“If I mean a good deal to you and Joey I sure ought to be satisfied. It oughtn’t to matter—really matter—if you smile different when you speak to her.”

I took her hand. I was moved. Again I marveled that Wanza had the power to shake me so. “You have your own place, child,” I said. And when she questioned, “But what is my place, Mr. Dale?” I asked myself what indeed was her place. “I shall tell you some time,” I answered, which was not at all the remark I desired to make, and I spoke in palpable confusion.

After a short interval she took her hand from mine, and gathered up the lines, not looking at me as she said: “Mr. Batterly is back in Roselake.”

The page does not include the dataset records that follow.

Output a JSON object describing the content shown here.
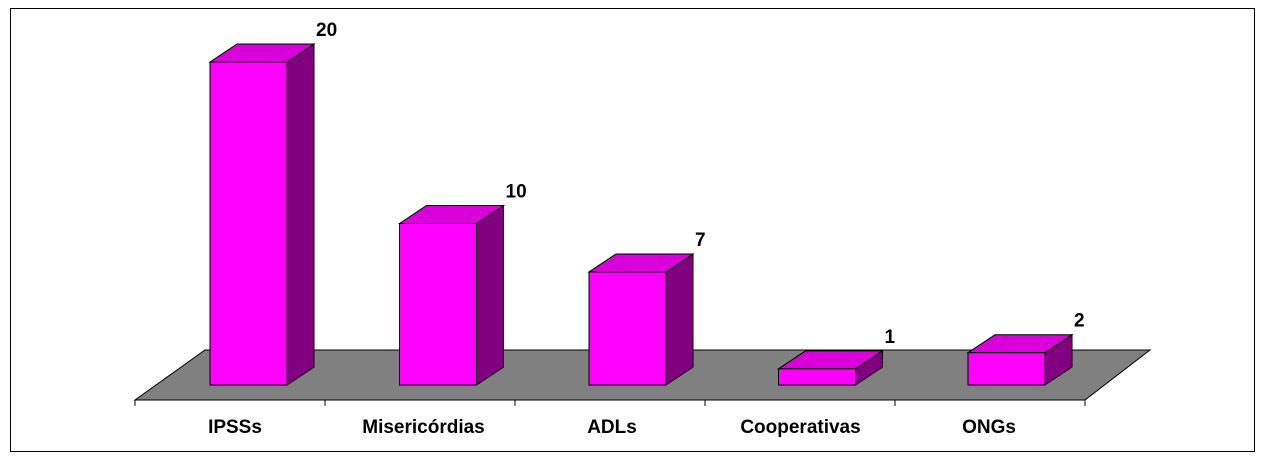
{
  "chart_data": {
    "type": "bar3d",
    "categories": [
      "IPSSs",
      "Misericórdias",
      "ADLs",
      "Cooperativas",
      "ONGs"
    ],
    "values": [
      20,
      10,
      7,
      1,
      2
    ],
    "color": "#ff00ff",
    "ylim": [
      0,
      20
    ]
  }
}
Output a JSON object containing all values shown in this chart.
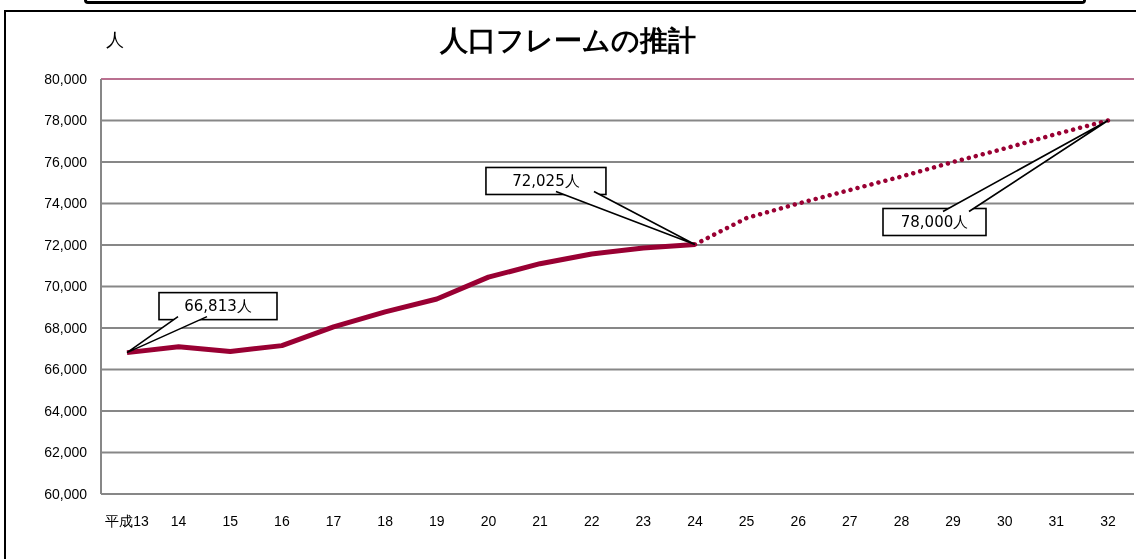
{
  "chart_data": {
    "type": "line",
    "title": "人口フレームの推計",
    "ylabel": "人",
    "categories": [
      "平成13",
      "14",
      "15",
      "16",
      "17",
      "18",
      "19",
      "20",
      "21",
      "22",
      "23",
      "24",
      "25",
      "26",
      "27",
      "28",
      "29",
      "30",
      "31",
      "32"
    ],
    "series": [
      {
        "color": "#990033",
        "line_style": "solid",
        "values": [
          66813,
          67100,
          66870,
          67150,
          68050,
          68780,
          69400,
          70450,
          71100,
          71570,
          71860,
          72025,
          null,
          null,
          null,
          null,
          null,
          null,
          null,
          null
        ]
      },
      {
        "color": "#990033",
        "line_style": "dotted",
        "values": [
          null,
          null,
          null,
          null,
          null,
          null,
          null,
          null,
          null,
          null,
          null,
          72025,
          73300,
          74000,
          74650,
          75300,
          76000,
          76650,
          77350,
          78000
        ]
      }
    ],
    "ylim": [
      60000,
      80000
    ],
    "yticks": [
      {
        "value": 60000,
        "label": "60,000"
      },
      {
        "value": 62000,
        "label": "62,000"
      },
      {
        "value": 64000,
        "label": "64,000"
      },
      {
        "value": 66000,
        "label": "66,000"
      },
      {
        "value": 68000,
        "label": "68,000"
      },
      {
        "value": 70000,
        "label": "70,000"
      },
      {
        "value": 72000,
        "label": "72,000"
      },
      {
        "value": 74000,
        "label": "74,000"
      },
      {
        "value": 76000,
        "label": "76,000"
      },
      {
        "value": 78000,
        "label": "78,000"
      },
      {
        "value": 80000,
        "label": "80,000"
      }
    ],
    "grid": "y",
    "annotations": [
      {
        "text": "66,813人",
        "x": "平成13",
        "y": 66813
      },
      {
        "text": "72,025人",
        "x": "24",
        "y": 72025
      },
      "78,000人"
    ]
  }
}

I caught her by the shoulder. I drew her quickly to me till I could see her face in the moonlight.

“When did he come back?” I asked, thickly.

She tugged at my restraining hand and shrugged away from me. “He’s been back two weeks, I calculate—may be more.”

“Don’t speak to him, Wanza—don’t look at him!” I implored quickly.

She faced me proudly at this. “Do you think I would,” she cried scornfully, “except to answer him when he speaks to me on the road?”

“I did not know, Wanza,” I murmured humbly.

“Did not know! It’s little you know me any way, David Dale, I am thinking. If you know me so little as not to know that, why should I care indeed how you treat me, or what my place is with you? Why should I care? Sometimes I think, David Dale, I think that I hate you. I’m thinking it now. Yes, yes, yes!”